Retired NWO launches epic motorcycle adventure

Twonie Project motorcycle adventure

Naval Warfare Officer Lieutenant-Commander (ret’d) Michael Greer and his wife Angela show off their riding equipment at their home near Brentwood Bay. The couple is preparing for a ten-year motorcycle trip around the world in a charitable initiative to raise money for orphanages in several countries. Credit: Peter Mallett/Lookout Newspaper.

Peter Mallett, Staff Writer — A local retired Naval Warfare Officer and his wife sold their house, car, and 90 per cent of their worldly possessions to embark on the trip of a lifetime.

“As the departure date gets closer, it’s getting real, and we are both very excited as the countdown continues,” said Angela Greer.

Angela and her husband, Lieutenant-Commander (Ret’d) Michael Greer, plan to take their 2022 Honda CRF300L Rally motorcycles worldwide to support their newly-created Twonie Project, a charitable initiative to benefit disadvantaged children. The initiative will see the couple ride around the world while supporting organizations, including Child Impact International, a non-profit organization committed to making a difference in the lives of children and people in poverty. 

The pair has been avidly riding motorcyclists for decades.

“For the next ten years, we will be travelers,” Michael said. “That is much different than being a tourist because we will be interacting with people, experiencing their culture first-hand and having all sorts of adventures.”

The inspiration for the Twonie Project came when Michael visited a few orphanages in Mexico and Bolivia. The state of dis-repair in these orphanages prompted the couple to spend their retirement years helping. They will cover their costs through Michael’s pension and retirement savings so that all the money they raise goes toward the Project.

“We are well aware every moment isn’t going to be a smooth ride and there is some element of danger, but we will have a great adventure to look back on,” Michael said.

Michael joined the Royal Canadian Navy in 1999 and retired this February as a Canadian Submarine Force HQ member in Esquimalt.

“I served around the world representing Canada working with partnered nations in conflict zones and helping other nations improve maritime security,” he said. “We both love to travel and work with kids, so helping orphaned children through the Twonie Project would add meaning to our travels.”

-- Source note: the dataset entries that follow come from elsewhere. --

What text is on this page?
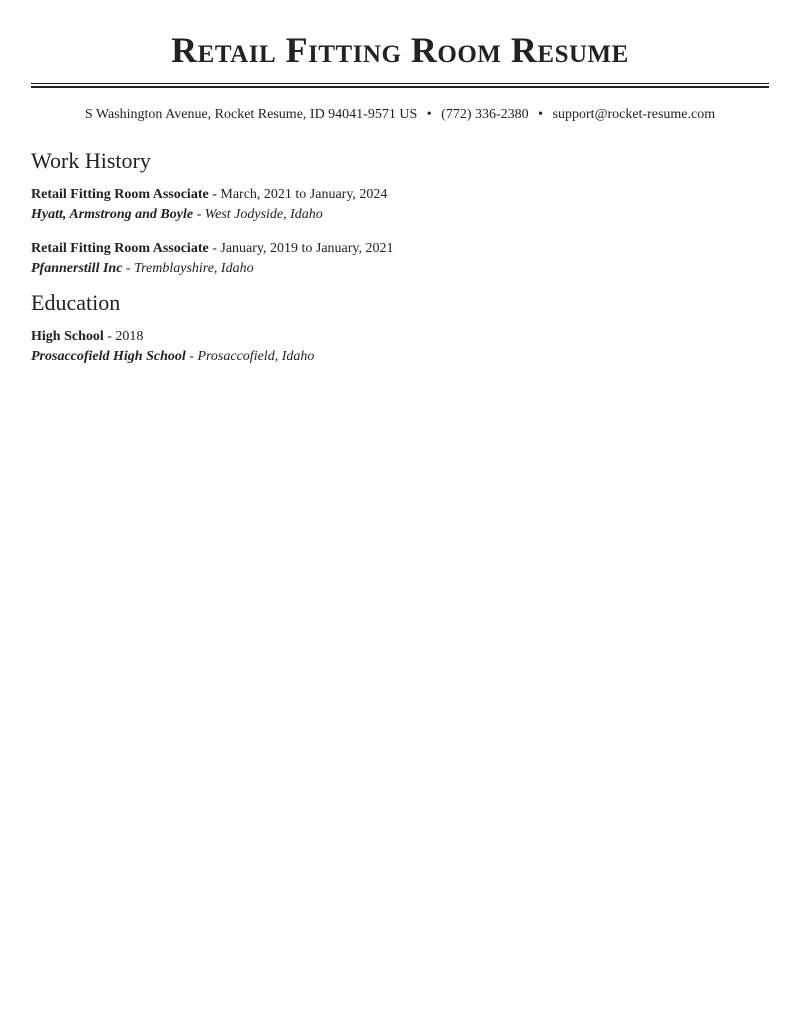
Retail Fitting Room Resume
S Washington Avenue, Rocket Resume, ID 94041-9571 US • (772) 336-2380 • support@rocket-resume.com
Work History
Retail Fitting Room Associate - March, 2021 to January, 2024
Hyatt, Armstrong and Boyle - West Jodyside, Idaho
Retail Fitting Room Associate - January, 2019 to January, 2021
Pfannerstill Inc - Tremblayshire, Idaho
Education
High School - 2018
Prosaccofield High School - Prosaccofield, Idaho
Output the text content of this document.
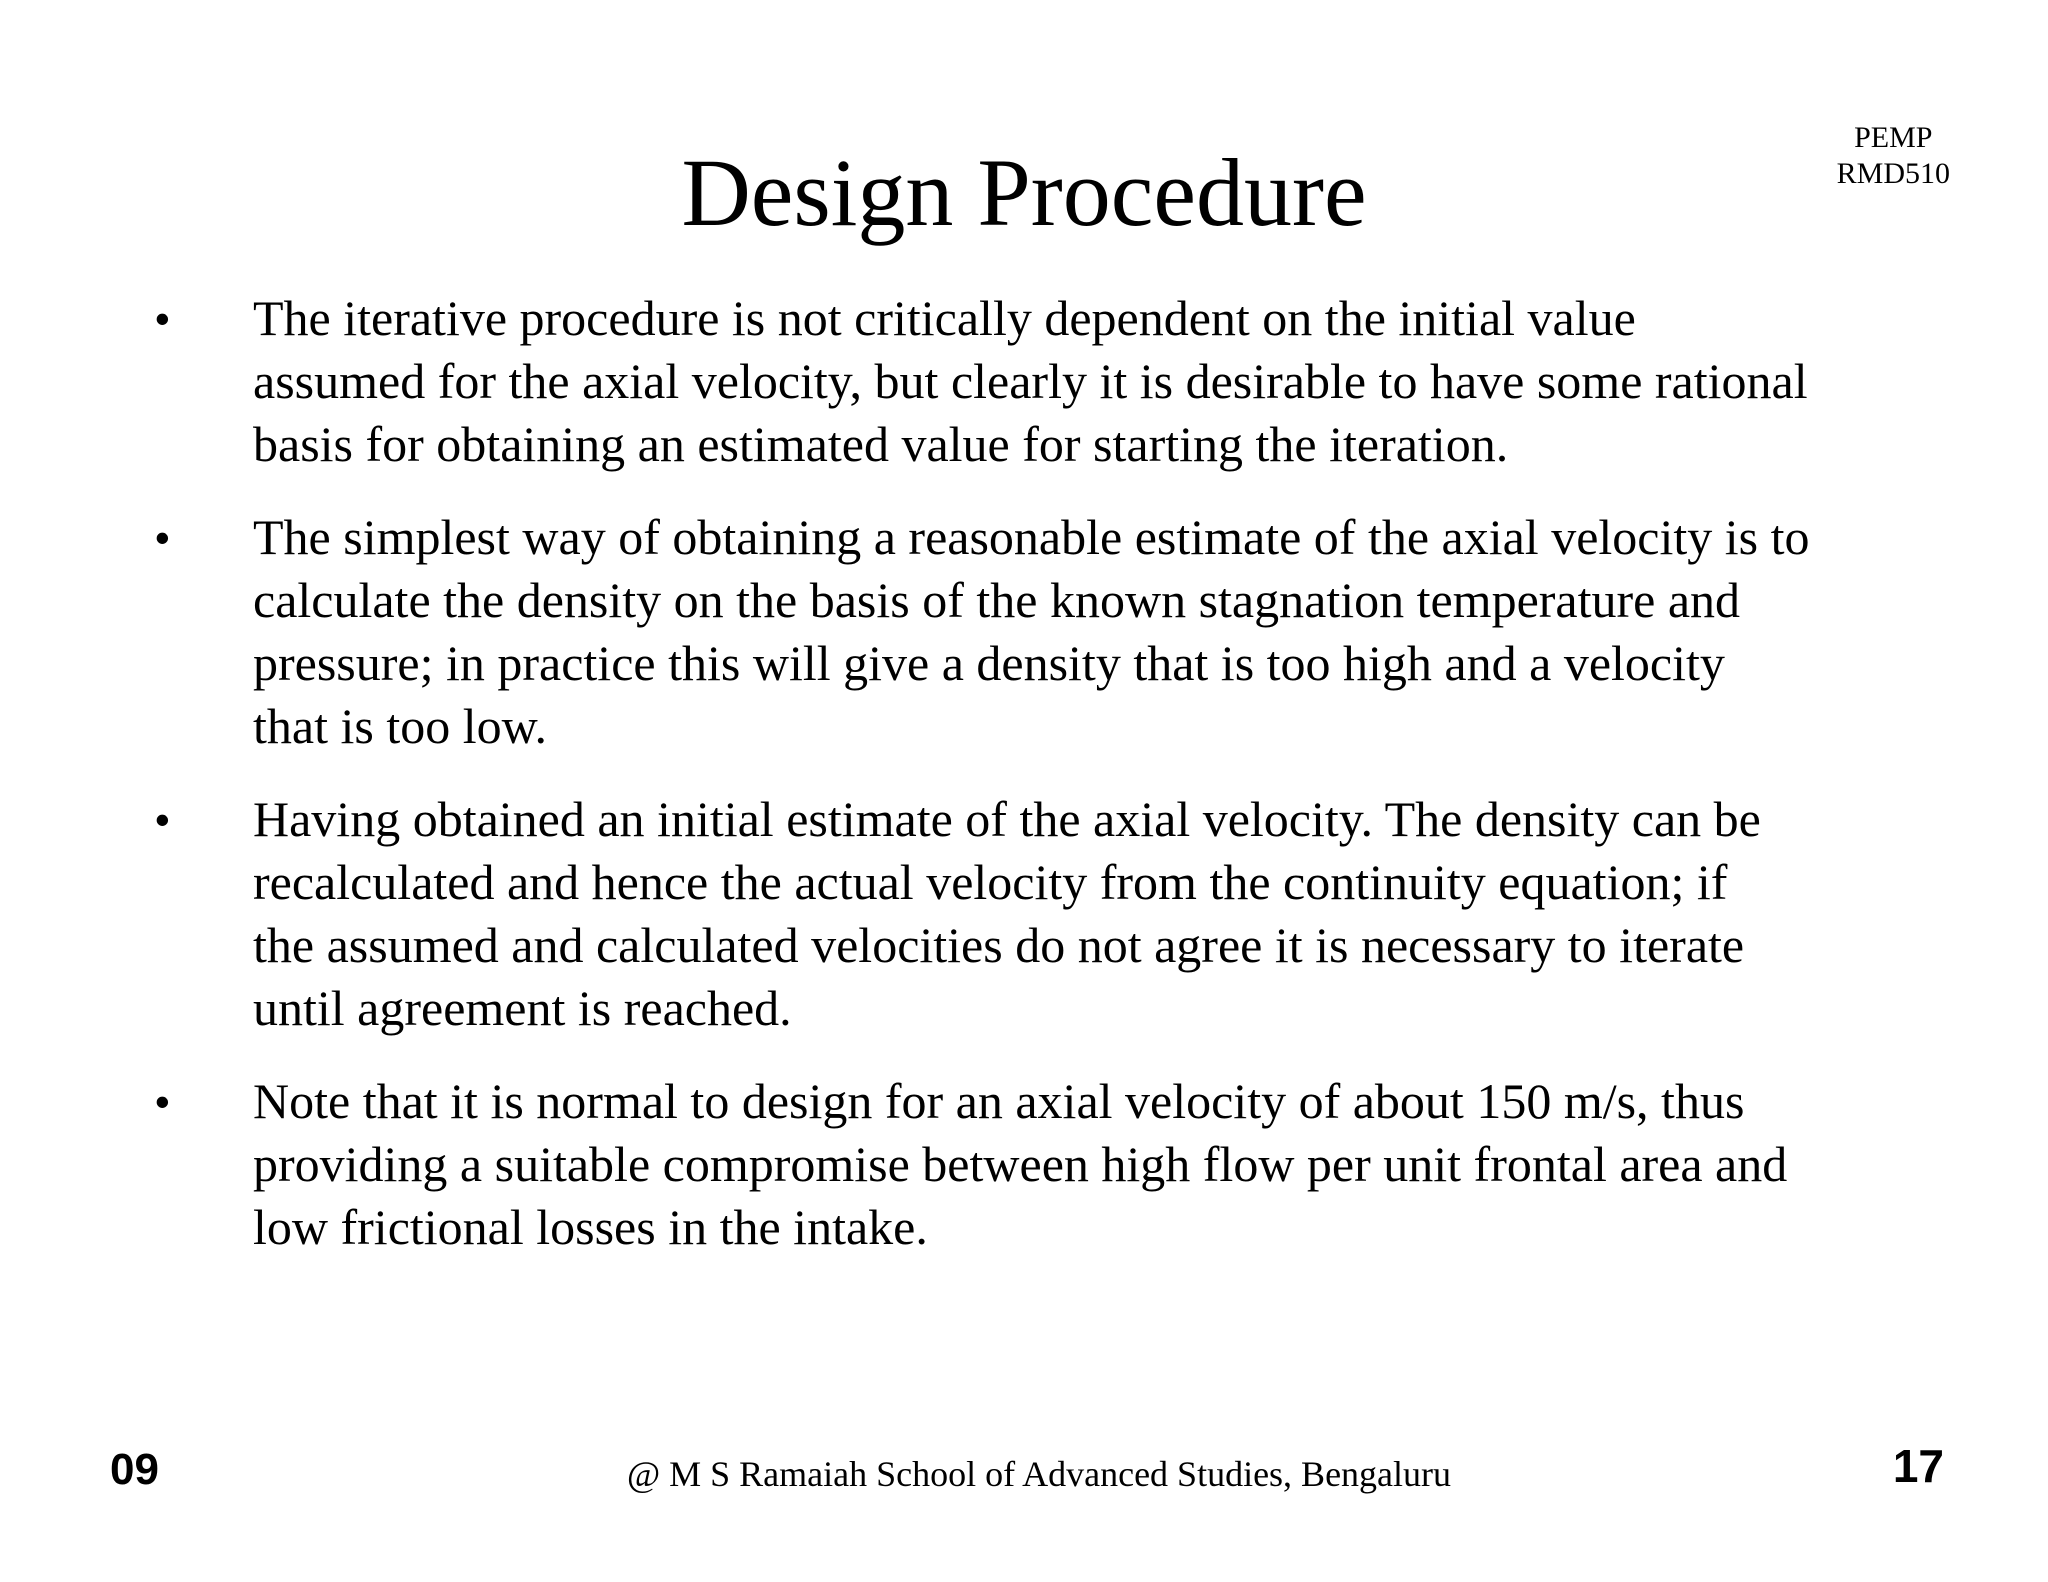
Design Procedure
PEMP
RMD510
• The iterative procedure is not critically dependent on the initial value
assumed for the axial velocity, but clearly it is desirable to have some rational
basis for obtaining an estimated value for starting the iteration.
• The simplest way of obtaining a reasonable estimate of the axial velocity is to
calculate the density on the basis of the known stagnation temperature and
pressure; in practice this will give a density that is too high and a velocity
that is too low.
• Having obtained an initial estimate of the axial velocity. The density can be
recalculated and hence the actual velocity from the continuity equation; if
the assumed and calculated velocities do not agree it is necessary to iterate
until agreement is reached.
• Note that it is normal to design for an axial velocity of about 150 m/s, thus
providing a suitable compromise between high flow per unit frontal area and
low frictional losses in the intake.
09	@ M S Ramaiah School of Advanced Studies, Bengaluru	17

Angela enjoyed a 19-year residential and development real estate career before retiring in 2015 and says she is equally excited about their upcoming adventure. She quickly agreed with the plan after Michael pitched the idea a few years ago.

“So much of what we own is replaceable; if we don’t come back for ten years, why would we pay the bills,” she said. 

They will begin their journey on March 12. At the moment, the couple intentionally has no firm itinerary.

“We like to travel slowly and enjoy our surroundings and the people we meet in each place,” Michael explained.

The Greers will return to Victoria several times over the next decade to visit their children and take care of personal matters.

To celebrate their departure and raise awareness of the Twonie project, the Greers have organized a send-off party and pancake breakfast on March 12 at Lakeview Christian School from 9 to 11 a.m. At the end of the event, they will put on their helmets and riding gear, rev their engines and head out on the highway to begin their adventure.


Ride south along the Pacific Coast to Mariposa, California to promote their efforts at a meeting of motorcycle travellers.

Later, in Flagstaff, Arizona, they will share their story at a trade show for overlanders called Overland Expo West.

Then they will head south to Guadalajara, Mexico, to participate in an extensive Spanish language program.

In the trip’s preparations, the couple has completed a Remote First Aid Course, been inoculated with many vaccines, and had extensive conversations and exchanges with seasoned world-travel motorcyclists about what to expect.

Much of their preparation has been deciding on what essential gear to bring with them on their trip. They have just 70 litres of luggage capacity, so they can only include essentials such as identification, cell phones, a first aid kit and basic personal items like clothing and toiletries.

Michael and Angela know the inner workings of their motorcycles and how to repair them. The engines of their Hondas are easy to repair, with parts available globally.